The shadows Cass had been relying on to hide her from view grew cold and heavy. She could feel their dark tendrils starting to reach for her and curl around her arms and legs.
“No,” Cass whispered, pulling at the grasping tentacles.
But for every vine she snapped off at the root, two more snaked around her. One coiled around her neck and began to squeeze.
Cass closed her eyes and fumbled for that familiar spark of fire behind her weak eye. What she needed now was light. She clenched her jaw and flexed every muscle in her slender body, directing all of her energy toward fanning that spark into a roaring fire.
The tendril around her neck squeezed tighter.
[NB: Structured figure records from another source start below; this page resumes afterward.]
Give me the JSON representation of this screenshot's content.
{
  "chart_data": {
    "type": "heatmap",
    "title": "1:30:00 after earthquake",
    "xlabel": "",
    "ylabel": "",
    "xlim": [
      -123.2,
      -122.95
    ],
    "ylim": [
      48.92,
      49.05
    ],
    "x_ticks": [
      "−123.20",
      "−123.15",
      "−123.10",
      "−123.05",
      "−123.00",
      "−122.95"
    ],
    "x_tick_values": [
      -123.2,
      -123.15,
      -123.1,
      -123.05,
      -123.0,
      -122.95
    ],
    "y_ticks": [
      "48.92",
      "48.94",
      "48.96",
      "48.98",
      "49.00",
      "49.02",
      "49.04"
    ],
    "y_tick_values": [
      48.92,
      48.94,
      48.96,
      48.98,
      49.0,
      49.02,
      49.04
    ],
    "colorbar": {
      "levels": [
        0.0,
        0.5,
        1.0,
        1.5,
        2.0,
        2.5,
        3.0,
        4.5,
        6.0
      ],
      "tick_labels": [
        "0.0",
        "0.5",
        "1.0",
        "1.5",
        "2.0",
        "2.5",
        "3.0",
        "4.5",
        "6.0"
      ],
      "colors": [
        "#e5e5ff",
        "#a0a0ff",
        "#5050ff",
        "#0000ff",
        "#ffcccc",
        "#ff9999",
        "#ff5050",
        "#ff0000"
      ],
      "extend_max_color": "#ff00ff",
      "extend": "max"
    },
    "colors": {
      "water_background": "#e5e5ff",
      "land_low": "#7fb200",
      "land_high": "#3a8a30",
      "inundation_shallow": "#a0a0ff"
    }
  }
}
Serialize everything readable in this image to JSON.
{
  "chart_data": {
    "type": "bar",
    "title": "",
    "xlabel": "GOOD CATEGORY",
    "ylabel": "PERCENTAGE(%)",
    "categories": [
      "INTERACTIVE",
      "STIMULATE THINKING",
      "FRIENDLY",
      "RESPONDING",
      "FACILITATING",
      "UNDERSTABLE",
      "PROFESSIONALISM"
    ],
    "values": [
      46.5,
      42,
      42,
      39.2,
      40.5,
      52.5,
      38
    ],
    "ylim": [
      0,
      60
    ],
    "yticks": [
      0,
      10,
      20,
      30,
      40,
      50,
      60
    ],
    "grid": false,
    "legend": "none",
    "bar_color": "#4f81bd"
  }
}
She couldn’t take much more of that.
When Cass finally opened her eyes they shone like searchlights and her body smoked with a white light that burst through the shadows, burning them into floating embers, and freed her from their grip.
Cass fell to her knees, smoldering with light.
Nice work, Jones. You’ve still got something left in you. You’re not washed up just yet.
This light show, however, had also attracted the attention of everyone else in the room.
Rose threw back her hood and met Cass’s eyes.
But when Cass returned the look, she found that she was now looking into her own face.
She was the hooded figure.
The figure pinned Cass in place with her gaze.
“Don’t run,” she said with gentle urgency. “Don’t run. Trust him or you will never be healed.”
Then the ground shook beneath them. The torches blew out. Time flickered. And the vision crumbled again into a rolling field of distant white noise.
Cass sat bolt upright in her seat in the car. Her heart was pounding.
The car had come to stop.
Her mother’s words—her own words?—echoed in her head.
Don’t run. Trust him.
They had arrived in Corinth.
21
RICHARD HAD BEEN walking for days.
It wasn’t helping.
He was still unable to concentrate on anything real, anything substantial, beyond Cass, and Maya knew it. Oh, he would still check in with her, showing up to a meeting here, answering an email there, but before the hour was up, he’d find himself back out on the street, walking.
His path traced back and forth through the same unending blocks, as if he were pacing the length of the city itself.
If he walked enough, would he wear away the uncertainties that filled his mind? Thomas appeared to be taking Cass down through Greece. Red was guessing Corinth. Richard recalled the aqua green waters of the Mediterranean cutting through the Corinth Canal, the bright Aegean sun illuminating the remaining columns of the Temple of Apollo, and worn, rocky mountains rounding the region.